Eddie Whitaker was leading radio operator on the HMS Sheffield when it was sunk by enemy fire in 1982 during the Falklands War. A timely trip to the toilet may have saved his life...
 An emotional homecoming for Eddie Whitaker as his entire street come out to greet him |
Eddie remembers what a shock going to war had been in the first place. In May 1982 the HMS Sheffield had been in the Gulf and the Middle East for four months and they were 4 days away from being homeward bound."One of the lads actually had been running abit of a saucy catalogue after Christmas, so alot of the lads had various items of sexy lingerie stuffed in our lockers to give to girlfriends etc".
The crew were told that they weren't in fact going home at all, but were heading for the Falklands instead. At that point in time Eddie thought, along with a good deal of other people, that the Falklands were in Scotland, so he was pretty shocked to discover that they were 8,000 miles away near Argentina. "The atmosphere, from being one of great excitement and happiness, changed to one of anger and frustration and great sadness. It was the last place we wanted to go. I'd been away for four and a half months, I'd just turned twenty-three. I didn't want to do down and start any fights with people. We'd been away for four months, done our job, we said 'there's fifty or sixty other ships in the fleet - send some of them".
A couple of days later the crew were given a piece of paper and ordered to make out their last Will and Testament, which brought home to them all the seriousness of what could happen to them. They'd been listening to the World Service to keep up with the news, and the general consensus was that a political solution would be found. Of course, as we now know, that didn't happen.
May 4th 1982, recalls Eddie, was a lovely flat calm day. They were at what was called 'relaxed action stations'. They'd been in the war zone for about a week, and there'd been a couple of incursions by the Argentine Air Force and a few air battles. The atmosphere aboard ship was quite subdued, partly because the day before had seen the sinking of the Belgrano. "Although initially when the news came over that the Belgrano had gone down there was general happiness and cheering - yeah, we'd got one of them - but then it transpired that many, many young sailors had been killed. There is a common bond amongst sailors of any nationality, so we were pretty subdued that day".
Around lunchtime Eddie was in the main communications office, between the galley and the operations room.

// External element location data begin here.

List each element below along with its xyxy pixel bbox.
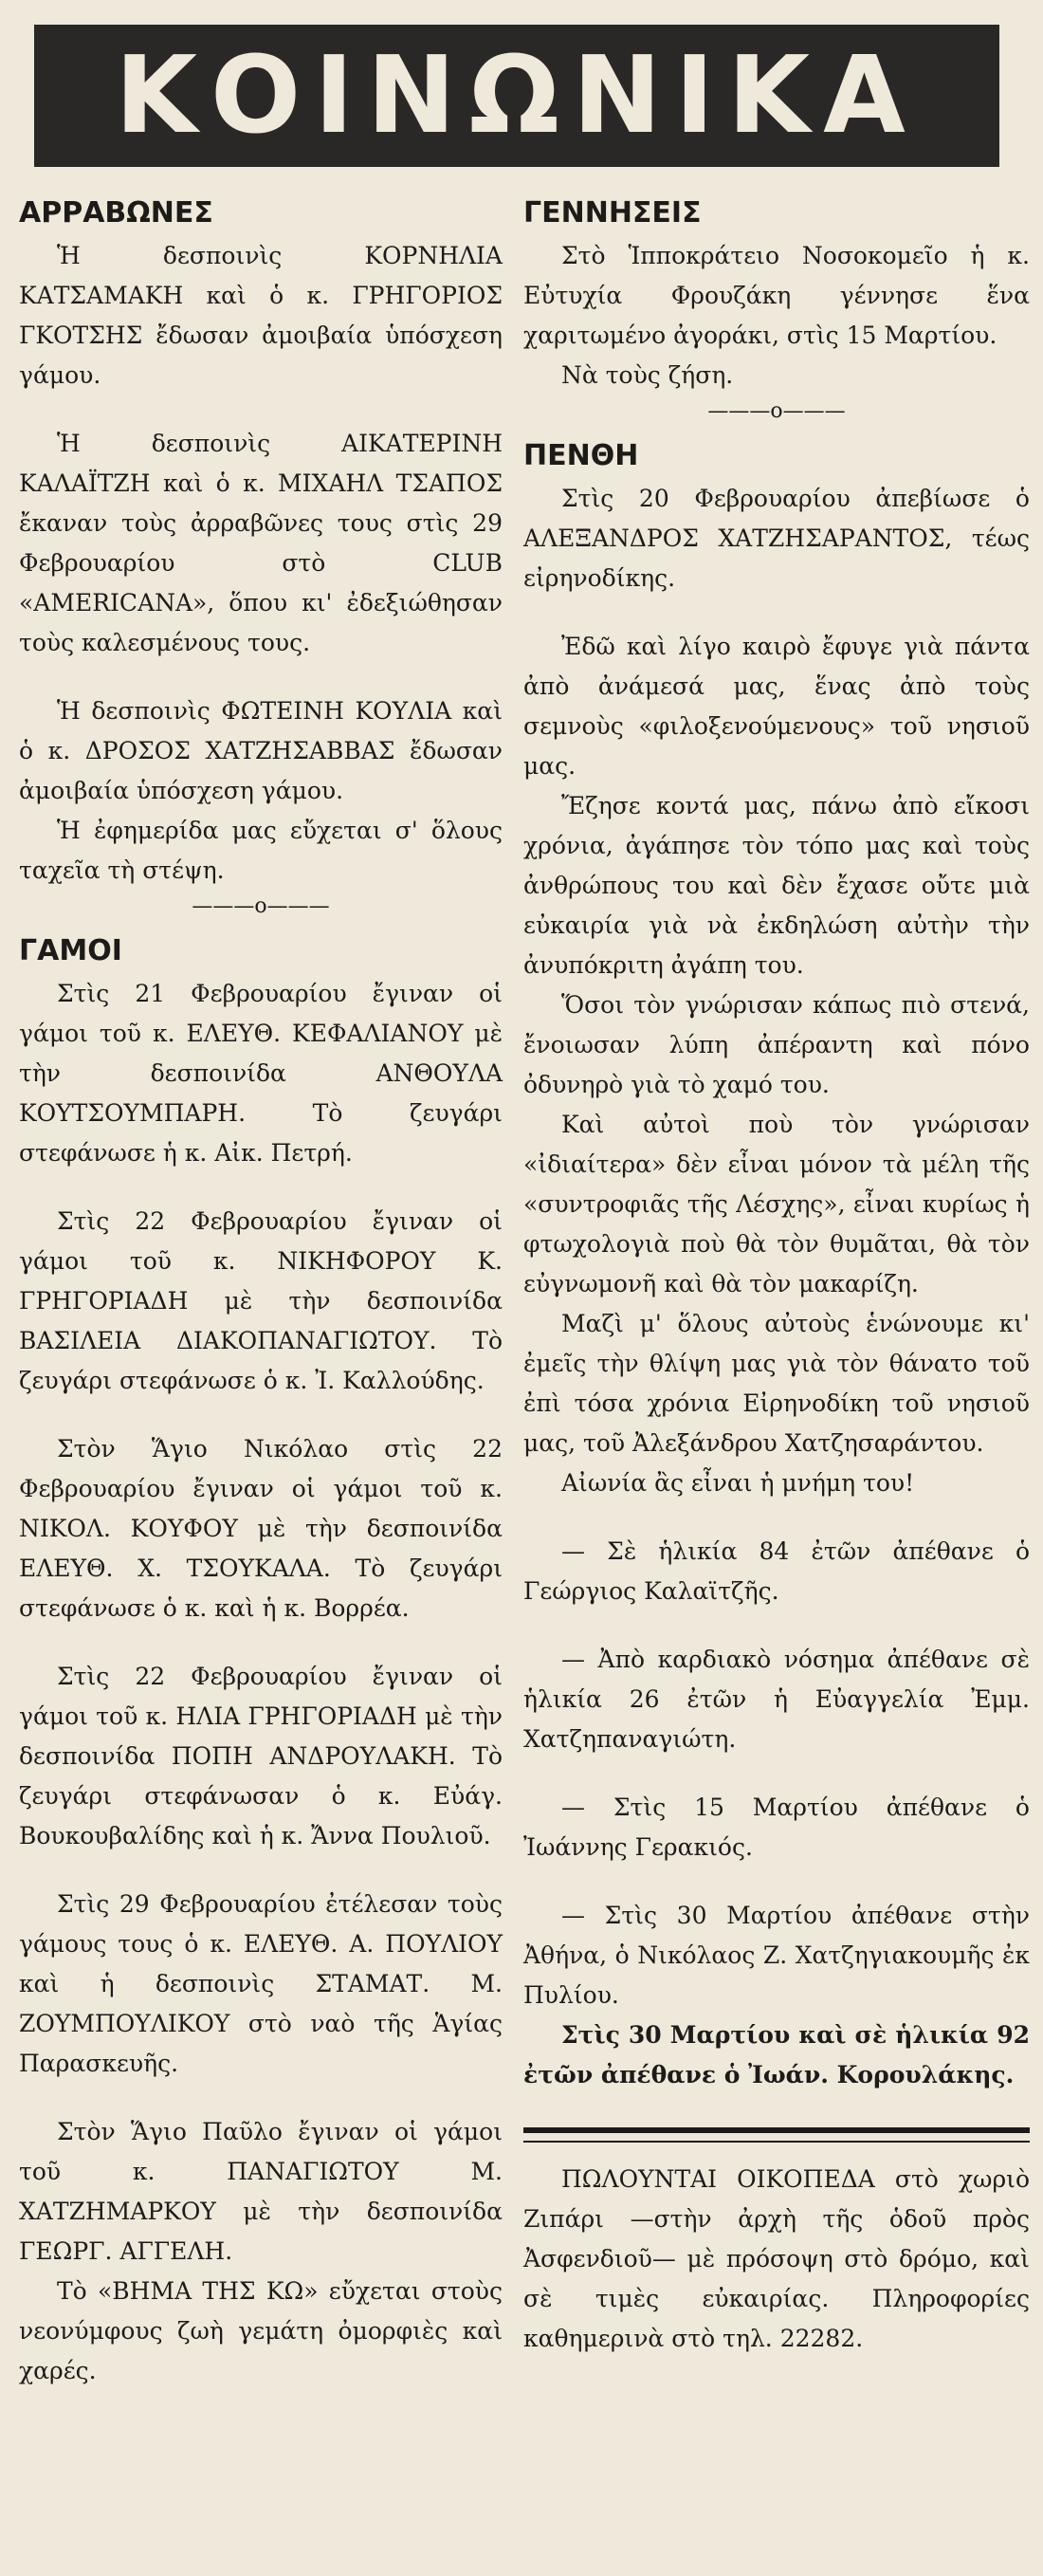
- engagement-notice: Ἡ δεσποινὶς ΦΩΤΕΙΝΗ ΚΟΥΛΙΑ καὶ ὁ κ. ΔΡΟΣΟΣ ΧΑΤΖΗΣΑΒΒΑΣ ἔδωσαν ἀμοιβαία ὑπόσχεση γάμου.: [19, 697, 503, 804]
- weddings-heading: ΓΑΜΟΙ: [19, 934, 122, 967]
- death-notice: — Ἀπὸ καρδιακὸ νόσημα ἀπέθανε σὲ ἡλικία 26 ἐτῶν ἡ Εὐαγγελία Ἐμμ. Χατζηπαναγιώτη.: [523, 1646, 1030, 1753]
- engagements-closing: Ἡ ἐφημερίδα μας εὔχεται σ' ὅλους ταχεῖα τὴ στέψη.: [19, 817, 503, 884]
- obituary-paragraph: Ἔζησε κοντά μας, πάνω ἀπὸ εἴκοσι χρόνια, ἀγάπησε τὸν τόπο μας καὶ τοὺς ἀνθρώπους του καὶ δὲν ἔχασε οὔτε μιὰ εὐκαιρία γιὰ νὰ ἐκδηλώση αὐτὴν τὴν ἀνυπόκριτη ἀγάπη του.: [523, 792, 1030, 979]
- wedding-notice: Στὸν Ἅγιο Νικόλαο στὶς 22 Φεβρουαρίου ἔγιναν οἱ γάμοι τοῦ κ. ΝΙΚΟΛ. ΚΟΥΦΟΥ μὲ τὴν δεσποινίδα ΕΛΕΥΘ. Χ. ΤΣΟΥΚΑΛΑ. Τὸ ζευγάρι στεφάνωσε ὁ κ. καὶ ἡ κ. Βορρέα.: [19, 1435, 503, 1622]
- engagement-notice: Ἡ δεσποινὶς ΚΟΡΝΗΛΙΑ ΚΑΤΣΑΜΑΚΗ καὶ ὁ κ. ΓΡΗΓΟΡΙΟΣ ΓΚΟΤΣΗΣ ἔδωσαν ἀμοιβαία ὑπόσχεση γάμου.: [19, 242, 503, 389]
- obituary-tribute: Μαζὶ μ' ὅλους αὐτοὺς ἑνώνουμε κι' ἐμεῖς τὴν θλίψη μας γιὰ τὸν θάνατο τοῦ ἐπὶ τόσα χρόνια Εἰρηνοδίκη τοῦ νησιοῦ μας, τοῦ Ἀλεξάνδρου Χατζησαράντου.: [523, 1310, 1030, 1457]
- right-column: [523, 194, 1030, 2359]
- death-notice: — Στὶς 30 Μαρτίου ἀπέθανε στὴν Ἀθήνα, ὁ Νικόλαος Ζ. Χατζηγιακουμῆς ἐκ Πυλίου.: [523, 1902, 1030, 2009]
- obituary-paragraph: Στὶς 20 Φεβρουαρίου ἀπεβίωσε ὁ ΑΛΕΞΑΝΔΡΟΣ ΧΑΤΖΗΣΑΡΑΝΤΟΣ, τέως εἰρηνοδίκης.: [523, 485, 1030, 592]
- engagement-notice: Ἡ δεσποινὶς ΑΙΚΑΤΕΡΙΝΗ ΚΑΛΑΪΤΖΗ καὶ ὁ κ. ΜΙΧΑΗΛ ΤΣΑΠΟΣ ἔκαναν τοὺς ἀρραβῶνες τους στὶς 29 Φεβρουαρίου στὸ CLUB «AMERICANA», ὅπου κι' ἐδεξιώθησαν τοὺς καλεσμένους τους.: [19, 430, 503, 656]
- births-closing: Νὰ τοὺς ζήση.: [561, 361, 734, 389]
- land-for-sale-ad: ΠΩΛΟΥΝΤΑΙ ΟΙΚΟΠΕΔΑ στὸ χωριὸ Ζιπάρι —στὴν ἀρχὴ τῆς ὁδοῦ πρὸς Ἀσφενδιοῦ— μὲ πρόσοψη στὸ δρόμο, καὶ σὲ τιμὲς εὐκαιρίας. Πληροφορίες καθημερινὰ στὸ τηλ. 22282.: [523, 2165, 1030, 2352]
- left-column: [19, 194, 503, 2391]
- death-notice: — Σὲ ἡλικία 84 ἐτῶν ἀπέθανε ὁ Γεώργιος Καλαϊτζῆς.: [523, 1537, 1030, 1605]
- death-notice: — Στὶς 15 Μαρτίου ἀπέθανε ὁ Ἰωάννης Γερακιός.: [523, 1794, 1030, 1861]
- obituary-paragraph: Ἐδῶ καὶ λίγο καιρὸ ἔφυγε γιὰ πάντα ἀπὸ ἀνάμεσά μας, ἕνας ἀπὸ τοὺς σεμνοὺς «φιλοξενούμενους» τοῦ νησιοῦ μας.: [523, 633, 1030, 780]
- section-separator: ———o———: [707, 399, 846, 423]
- birth-notice: Στὸ Ἱπποκράτειο Νοσοκομεῖο ἡ κ. Εὐτυχία Φρουζάκη γέννησε ἕνα χαριτωμένο ἀγοράκι, στὶς 15 Μαρτίου.: [523, 242, 1030, 349]
- engagements-heading: ΑΡΡΑΒΩΝΕΣ: [19, 196, 213, 230]
- births-heading: ΓΕΝΝΗΣΕΙΣ: [523, 196, 702, 230]
- wedding-notice: Στὶς 22 Φεβρουαρίου ἔγιναν οἱ γάμοι τοῦ κ. ΗΛΙΑ ΓΡΗΓΟΡΙΑΔΗ μὲ τὴν δεσποινίδα ΠΟΠΗ ΑΝΔΡΟΥΛΑΚΗ. Τὸ ζευγάρι στεφάνωσαν ὁ κ. Εὐάγ. Βουκουβαλίδης καὶ ἡ κ. Ἄννα Πουλιοῦ.: [19, 1663, 503, 1849]
- section-title: ΚΟΙΝΩΝΙΚΑ: [115, 34, 919, 157]
- obituary-paragraph: Καὶ αὐτοὶ ποὺ τὸν γνώρισαν «ἰδιαίτερα» δὲν εἶναι μόνον τὰ μέλη τῆς «συντροφιᾶς τῆς Λέσχης», εἶναι κυρίως ἡ φτωχολογιὰ ποὺ θὰ τὸν θυμᾶται, θὰ τὸν εὐγνωμονῆ καὶ θὰ τὸν μακαρίζη.: [523, 1111, 1030, 1297]
- wedding-notice: Στὸν Ἅγιο Παῦλο ἔγιναν οἱ γάμοι τοῦ κ. ΠΑΝΑΓΙΩΤΟΥ Μ. ΧΑΤΖΗΜΑΡΚΟΥ μὲ τὴν δεσποινίδα ΓΕΩΡΓ. ΑΓΓΕΛΗ.: [19, 2118, 503, 2265]
- death-notice-bold: Στὶς 30 Μαρτίου καὶ σὲ ἡλικία 92 ἐτῶν ἀπέθανε ὁ Ἰωάν. Κορουλάκης.: [523, 2021, 1030, 2088]
- wedding-notice: Στὶς 22 Φεβρουαρίου ἔγιναν οἱ γάμοι τοῦ κ. ΝΙΚΗΦΟΡΟΥ Κ. ΓΡΗΓΟΡΙΑΔΗ μὲ τὴν δεσποινίδα ΒΑΣΙΛΕΙΑ ΔΙΑΚΟΠΑΝΑΓΙΩΤΟΥ. Τὸ ζευγάρι στεφάνωσε ὁ κ. Ἰ. Καλλούδης.: [19, 1207, 503, 1394]
- wedding-notice: Στὶς 29 Φεβρουαρίου ἐτέλεσαν τοὺς γάμους τους ὁ κ. ΕΛΕΥΘ. Α. ΠΟΥΛΙΟΥ καὶ ἡ δεσποινὶς ΣΤΑΜΑΤ. Μ. ΖΟΥΜΠΟΥΛΙΚΟΥ στὸ ναὸ τῆς Ἁγίας Παρασκευῆς.: [19, 1890, 503, 2077]
- obituary-memory: Αἰωνία ἂς εἶναι ἡ μνήμη του!: [561, 1469, 915, 1497]
- ad-divider: [523, 2127, 1030, 2143]
- section-separator: ———o———: [192, 894, 330, 918]
- wedding-notice: Στὶς 21 Φεβρουαρίου ἔγιναν οἱ γάμοι τοῦ κ. ΕΛΕΥΘ. ΚΕΦΑΛΙΑΝΟΥ μὲ τὴν δεσποινίδα ΑΝΘΟΥΛΑ ΚΟΥΤΣΟΥΜΠΑΡΗ. Τὸ ζευγάρι στεφάνωσε ἡ κ. Αἰκ. Πετρή.: [19, 980, 503, 1167]
- weddings-closing: Τὸ «ΒΗΜΑ ΤΗΣ ΚΩ» εὔχεται στοὺς νεονύμφους ζωὴ γεμάτη ὀμορφιὲς καὶ χαρές.: [19, 2277, 503, 2384]
- mourning-heading: ΠΕΝΘΗ: [523, 439, 639, 472]
- masthead-banner: [34, 25, 999, 167]
- obituary-paragraph: Ὅσοι τὸν γνώρισαν κάπως πιὸ στενά, ἔνοιωσαν λύπη ἀπέραντη καὶ πόνο ὀδυνηρὸ γιὰ τὸ χαμό του.: [523, 991, 1030, 1098]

Eddie's colleague Tiny went to the toilet first, and Eddie went abit later. The toilet was at the stern of the ship, which meant walking down the starboard passageway. He remembers looking in the galley and seeing the chefs and Chinese laundrymen getting the meals ready. Eddie remembers coming out of the toilet and hearing an almighty bang. "I can only equate it to someone putting a metal bucket over your head and smacking with a metal hammer - that came close to describing the sound".
Everything came to a dead stop. Eddie didn't know what had happened, and thought perhaps that one of the engines had blown. He intended to make his way back to the communication office, but smoke coming down both the passageways made that impossible. Alot of the accommodation was at the back of the ship, so people woken up by the noise were very confused about what was happening. After an hour or so it had become apparent that the Sheffield had been hit by a missile, and another British ship had come alongside to help fight the fires that were raging inside the ship. This went on for four hours.
Eddie was pretty helpless where he was in the ship, because he was away from the scene of the incident. Eventually the order was given to abandon ship and all the able-bodied men were transferred off the ship. It was only later that day that Eddie found out the true extent of the injuries that had occurred - that, in fact, an Exocet missile weighing almost a ton had smashed into the ship on the starboard side at 650 miles per hour. It went in just above the water line, crashed through the starboard passageway, into the galley and then down into the engine room and, amazingly, didn't explode. "If that missile had exploded, I wouldn't be here telling you this because it would have ripped the ship apart". Tragically, all the chefs and the Chinese laundrymen died, and several officers and men in the engineroom and computer room also perished. Everyone in the communications room where Eddie had been was injured, though none were killed.
Eddie considers himself to have been very lucky. "If Tiny hadn't been late coming back from the toilet, at best I would have been in the office and would have been injured, and at worst I would have been walking down the passageway when the missile came in and that would have been it for me". As he recalls it now, the whole experience had a very unreal quality which has stayed with him. Eddie hasn't seen several of the lads from the office since that day. There have been several reunions but they have been very poorly attended. Eddie is looking forward to this, the 20th anniversary reunion, because almost everyone will be there and a few toasts will be drunk to the men who were killed.